Some of the more popular codes are:

  • SQL-204: <name> not recognized. Most likely, you are referencing a table that doesn't exist.
  • SQL-270: Function not supported. See the SQLERRMC for the message code. If you get sql-270 with sqlerrmc=63, it means that you are trying to select a CLOB/BLOB type with a scroll insensitive cursor.
  • SQL-286: insufficient page size for CREATE TABLE
  • SQL-530: foreign key violation
  • SQL-803: operation violates a unique value constraint

Making DB2 Work

There are three issues with using DB2 and opentaps:

  1. You must define a fieldtypedb2.xml file for your framework/entity/fieldtype/ directory. You can Start with the field type XML from another database, such as MySQL. Most of the valid DB2 field types are similar, but DB2 does not have a "NUMERIC" type. It is called "DECIMAL" instead of must be used for floating-point and currency field types.
  2. On startup, the ofbiz entity engine does a check of the database against the entity model definitions.
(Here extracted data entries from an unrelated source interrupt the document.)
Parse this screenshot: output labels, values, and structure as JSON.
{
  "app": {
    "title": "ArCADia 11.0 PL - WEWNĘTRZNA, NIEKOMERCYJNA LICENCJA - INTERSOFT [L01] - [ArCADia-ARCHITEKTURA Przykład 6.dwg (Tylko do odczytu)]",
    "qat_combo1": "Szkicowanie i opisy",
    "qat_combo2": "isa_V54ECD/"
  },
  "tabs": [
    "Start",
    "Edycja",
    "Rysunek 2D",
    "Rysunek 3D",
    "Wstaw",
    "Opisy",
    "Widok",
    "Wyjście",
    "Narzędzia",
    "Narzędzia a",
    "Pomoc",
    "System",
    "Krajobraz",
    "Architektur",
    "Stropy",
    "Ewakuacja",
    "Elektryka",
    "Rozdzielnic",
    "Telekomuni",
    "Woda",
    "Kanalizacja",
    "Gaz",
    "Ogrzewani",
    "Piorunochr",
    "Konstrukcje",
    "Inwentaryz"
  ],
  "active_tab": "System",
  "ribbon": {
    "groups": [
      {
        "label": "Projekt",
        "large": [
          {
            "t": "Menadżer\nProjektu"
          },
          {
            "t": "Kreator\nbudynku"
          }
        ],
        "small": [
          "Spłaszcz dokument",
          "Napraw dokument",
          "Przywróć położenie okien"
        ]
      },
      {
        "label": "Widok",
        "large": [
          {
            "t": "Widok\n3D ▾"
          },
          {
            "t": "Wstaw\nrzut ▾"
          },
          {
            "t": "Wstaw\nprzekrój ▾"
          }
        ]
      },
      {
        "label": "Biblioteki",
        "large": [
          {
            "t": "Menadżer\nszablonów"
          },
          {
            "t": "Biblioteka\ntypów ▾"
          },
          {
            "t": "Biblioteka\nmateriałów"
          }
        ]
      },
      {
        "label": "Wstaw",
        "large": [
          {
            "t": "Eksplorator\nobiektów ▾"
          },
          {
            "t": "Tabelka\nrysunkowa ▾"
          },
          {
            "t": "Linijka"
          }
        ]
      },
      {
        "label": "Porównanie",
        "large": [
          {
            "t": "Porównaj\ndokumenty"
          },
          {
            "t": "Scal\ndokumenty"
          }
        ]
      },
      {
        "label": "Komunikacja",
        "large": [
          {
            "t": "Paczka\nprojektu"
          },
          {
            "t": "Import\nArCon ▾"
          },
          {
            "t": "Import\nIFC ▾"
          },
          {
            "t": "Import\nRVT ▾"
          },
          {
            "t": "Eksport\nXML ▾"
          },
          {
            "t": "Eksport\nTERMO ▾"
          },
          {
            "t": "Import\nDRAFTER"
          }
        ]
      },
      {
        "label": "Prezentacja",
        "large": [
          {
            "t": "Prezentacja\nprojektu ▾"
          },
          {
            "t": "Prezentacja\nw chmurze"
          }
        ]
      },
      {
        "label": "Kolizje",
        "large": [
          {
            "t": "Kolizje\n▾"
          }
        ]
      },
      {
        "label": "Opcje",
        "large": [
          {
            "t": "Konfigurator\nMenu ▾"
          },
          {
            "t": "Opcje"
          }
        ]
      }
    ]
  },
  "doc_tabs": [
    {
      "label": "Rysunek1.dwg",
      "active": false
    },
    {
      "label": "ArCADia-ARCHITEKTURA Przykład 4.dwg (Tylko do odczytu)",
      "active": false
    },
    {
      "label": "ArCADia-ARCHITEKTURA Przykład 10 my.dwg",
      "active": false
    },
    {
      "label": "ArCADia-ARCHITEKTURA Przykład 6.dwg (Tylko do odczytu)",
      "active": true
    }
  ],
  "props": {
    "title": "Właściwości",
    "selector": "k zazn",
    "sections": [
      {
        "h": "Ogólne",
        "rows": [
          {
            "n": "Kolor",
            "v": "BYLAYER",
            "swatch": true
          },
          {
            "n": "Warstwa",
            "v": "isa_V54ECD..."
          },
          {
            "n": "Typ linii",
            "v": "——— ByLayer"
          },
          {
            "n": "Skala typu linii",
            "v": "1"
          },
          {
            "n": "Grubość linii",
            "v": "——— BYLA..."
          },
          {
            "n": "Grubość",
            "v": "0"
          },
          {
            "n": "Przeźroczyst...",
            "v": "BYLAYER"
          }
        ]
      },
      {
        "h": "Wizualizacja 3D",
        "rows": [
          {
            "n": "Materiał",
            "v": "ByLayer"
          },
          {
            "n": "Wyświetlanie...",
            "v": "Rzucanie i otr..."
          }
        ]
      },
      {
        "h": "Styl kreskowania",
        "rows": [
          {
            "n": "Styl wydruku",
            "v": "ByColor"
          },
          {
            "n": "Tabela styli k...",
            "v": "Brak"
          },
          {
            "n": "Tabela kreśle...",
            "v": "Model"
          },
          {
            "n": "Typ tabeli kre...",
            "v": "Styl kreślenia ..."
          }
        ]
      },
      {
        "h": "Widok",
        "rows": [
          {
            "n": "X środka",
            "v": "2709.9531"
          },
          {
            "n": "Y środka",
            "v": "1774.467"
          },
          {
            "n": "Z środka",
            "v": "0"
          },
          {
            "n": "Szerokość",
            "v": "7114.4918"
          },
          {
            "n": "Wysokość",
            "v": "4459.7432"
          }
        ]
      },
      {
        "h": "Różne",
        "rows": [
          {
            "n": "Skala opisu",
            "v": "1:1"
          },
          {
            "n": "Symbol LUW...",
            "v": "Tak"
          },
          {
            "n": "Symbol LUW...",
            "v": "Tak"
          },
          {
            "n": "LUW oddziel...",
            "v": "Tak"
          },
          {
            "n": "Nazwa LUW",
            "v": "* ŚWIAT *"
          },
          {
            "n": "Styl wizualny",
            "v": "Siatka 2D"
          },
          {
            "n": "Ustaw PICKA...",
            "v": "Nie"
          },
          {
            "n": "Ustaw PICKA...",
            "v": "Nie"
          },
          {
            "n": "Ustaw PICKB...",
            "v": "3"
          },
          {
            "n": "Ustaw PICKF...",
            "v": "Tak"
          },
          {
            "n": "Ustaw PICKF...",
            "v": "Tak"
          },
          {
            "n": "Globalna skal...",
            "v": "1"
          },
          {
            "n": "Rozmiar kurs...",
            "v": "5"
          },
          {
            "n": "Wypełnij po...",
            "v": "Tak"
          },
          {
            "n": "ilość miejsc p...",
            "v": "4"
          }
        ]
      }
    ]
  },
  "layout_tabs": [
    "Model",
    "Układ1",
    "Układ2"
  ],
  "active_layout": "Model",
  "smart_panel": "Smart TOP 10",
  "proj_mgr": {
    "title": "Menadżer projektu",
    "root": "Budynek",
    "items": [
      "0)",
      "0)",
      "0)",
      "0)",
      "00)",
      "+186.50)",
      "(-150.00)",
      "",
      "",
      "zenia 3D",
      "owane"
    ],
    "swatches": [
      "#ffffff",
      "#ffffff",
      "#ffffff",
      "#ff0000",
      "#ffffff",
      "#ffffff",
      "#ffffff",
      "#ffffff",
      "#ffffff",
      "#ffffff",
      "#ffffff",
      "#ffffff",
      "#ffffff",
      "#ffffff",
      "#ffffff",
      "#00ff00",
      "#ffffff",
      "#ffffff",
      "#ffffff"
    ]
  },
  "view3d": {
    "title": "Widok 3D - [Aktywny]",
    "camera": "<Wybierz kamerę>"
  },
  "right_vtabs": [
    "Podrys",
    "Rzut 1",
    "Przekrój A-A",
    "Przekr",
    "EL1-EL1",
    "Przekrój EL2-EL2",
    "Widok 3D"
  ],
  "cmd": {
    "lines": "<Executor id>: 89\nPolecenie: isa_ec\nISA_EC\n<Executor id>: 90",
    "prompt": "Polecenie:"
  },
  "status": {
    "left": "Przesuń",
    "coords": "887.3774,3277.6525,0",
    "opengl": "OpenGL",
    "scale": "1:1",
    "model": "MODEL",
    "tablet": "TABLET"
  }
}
Part of the check is to verify that the primary keys of all the tables are correctly defined, but the entity engine attempts to obtain the primary key information for all the tables of the database at once, which is not supported by DB2. To make this feature work, you need to modify DatabaseUtil.java to have the entity engine check the primary keys one table at a time.
  3. The biggest problem with DB2 is that it does not support SELECT operations which include CLOB/BLOB fields when the ResultSet is scroll insensitive (See [1].) The solution is not as simple as just changing the result set type, because DB2 also does not support (i) SELECT operations on views or with JOIN using scroll sensitive cursor or (ii) moving around with .absolute(i) or .relative(i) operations on a ResultSet of TYPE_FORWARD_ONLY. This means that the view entities which include CLOB/BLOB types cannot be SELECTED (because you cannot use a scroll insensitive ResultSet), or that the EntityListIterator.getPartialList method will not work (because you cannot use .absolute and .relative), so the ofbiz form widget's list form will not paginate correctly. There is no solution for this problem, but the following workarounds exist:
    1. Since the majority of the large object (LOB) types are CLOB for long character strings, you can redefine the field type for your blob and very-long to be the longest possible VARCHAR instead of using CLOB.
    2. You can avoid using the getPartialList feature and instead use findAll or findByAnd to return a Java list, and then use the sublist() method on it. These queries are done with TYPE_FORWARD_ONLY and return the entire list at once, but the drawback is that a Java list has a limited capacity of about 65,000 records.
    3. If neither of these workarounds are acceptable, you would have to rewrite certain features (like surveys) to conform to DB2's restrictions.

In practice, most ERP-related uses of opentaps would not require CLOB's, so the first option should suffice. Only with content management features would such field types be required, and those features would need to be rewritten for DB2 compatibility.